Transfiguration Sunday 2/22/2004

 

*What is the problem in Confessional Lutheranism today?*

 

The cry, ‘Why can’t you folks just quit attacking one another,’ is heard from the liberal side, ‘Quit troubling us with incessant doctrinal purification!’  Is there substance to this and similar complaints? 

 

I must admit the yes answer.

 

There have been, are and will continue to be errors of judgment, errors of application, and errors of misinterpretation of Scripture.  As long as there have been men on earth that old satan has sown doubt, “Yea, hath God said…” to steal away or weaken the effect of the Word of God.  Make no mistake, this continues today.  Additionally, we bring our failed humanity into every situation, coloring our discernment with the various shades of self-interest and the theology of glory.  No amount of good intentioned, self-disciplined study and discussion can ever bring us completely, perfectly out of such error; these are bred into us since the fall in the garden.  The tempter cannot be overcome by our doing.  But God calls and empowers us to long and strive for that perfection.

 

We do have differences among confessional Lutherans.

 

There are real differences with which confessional Lutherans must deal.  There ARE differences between confessional Lutherans in both synodical and local praxis and profession; these differences may well continue to require separations in fellowship, but these do NOT, I believe, preclude our entry or continuance in discussion.

 

The very premise of The Concordia Society states our basis for exchange of ideas:

Each member of the Society accepts the canonical books of the Old and New Testaments as the divinely inspired and inerrant Word of God, and as the only infallible rule and norm in all matters of doctrine, faith, and life.

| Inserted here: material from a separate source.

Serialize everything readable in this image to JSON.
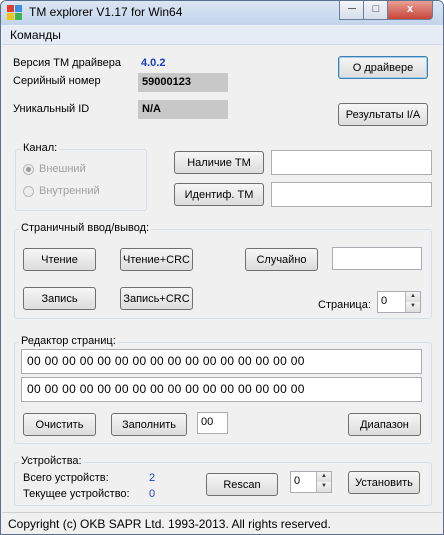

Each member of the Society also accepts the Symbolical Books of the Evangelical Lutheran Church, as contained in the Book of Concord of 1580, as a correct presentation and exposition of the pure doctrine of the Word of God.

Surely with this solid common confession these differences can be outlined, clarified, and where necessary, adjusted that they more nearly conform to our confession.

 

There are differences among those who claim the proud name, Lutheran.  Some (though not all) differences indicate error.  Some of these errors are subject for repentance (i.e. change of direction) in incongruity between intent and practice, some errors are based upon misunderstanding of our confession.  Rev. Klemet Preus accurately identifies and separates two kinds of error in his paper, “Pure doctrine: Does it matter in our mission?”

“But if I show partiality, then you must be patient and forgiving with me. If you take credit for what God has done in missions then I will be patient with you. If we pit pastor against people or otherwise cause distraction, then love constrains us to patient leniency. We repent of our pride, our impartiality our distractedness our competitiveness. This is life. It is sin. It is inevitable. But we must never, ever repent our theology. Our failings and shortcomings will never destroy our fellowship which we have in Christ and in His forgiveness. Faulty life destroys neither church nor fellowship. But doctrinal aberrations destroy both the church and her fellowship”

 

As long as we hold the Holy Scriptures and the correct understandings drawn from them in the Lutheran Confessions, there remains a means of rectification for errors local and national in praxis and profession.  These remaining differences, in my mind, demand our continued discussion. 

 

Some Barriers and God’s Provision

 

God has provided for the ‘Life-Sins’ identified in Pastor Preus’ work cited above.  Many and insidious are the sins we commit IN THE CHURCH.  The Reformation, you see, is like the promise of salvation, a ‘Now and Not Yet’ matter.  We are ‘simul iustus et peccator,’ fully counted as just, yet fully sinful beings.  The very real animosities that build up in the refinings of this life and the strivings for doctrinal faithfulness often result in pharisaical blindness.  We start with good intent, but fail to rely on God, instead taking parts of the cause in our own strength.  As the battlecry of the Reformation reminds us,

            “Did we in our own strength confide, Our striving would be losing.”  SBH, 1958

And we have, and we do, and, God forgive us, we will.  He knows we will; He has provided for this.

 

Our God, the Savior, realizing the limitations of our mortal frame, added the covering of His Blood, the sacrifice all-sufficient for not only the past and present sins and shortcomings but also for those He knew that we will yet commit.  Having borne for a while this mortality, He triumphed over all the temptations of the devil and the flesh then willingly laid down His Life for us.  As the writer of Hebrews put it, Jesus died in our place:

      2:9b “…so that by the grace of God he might taste death for every one.”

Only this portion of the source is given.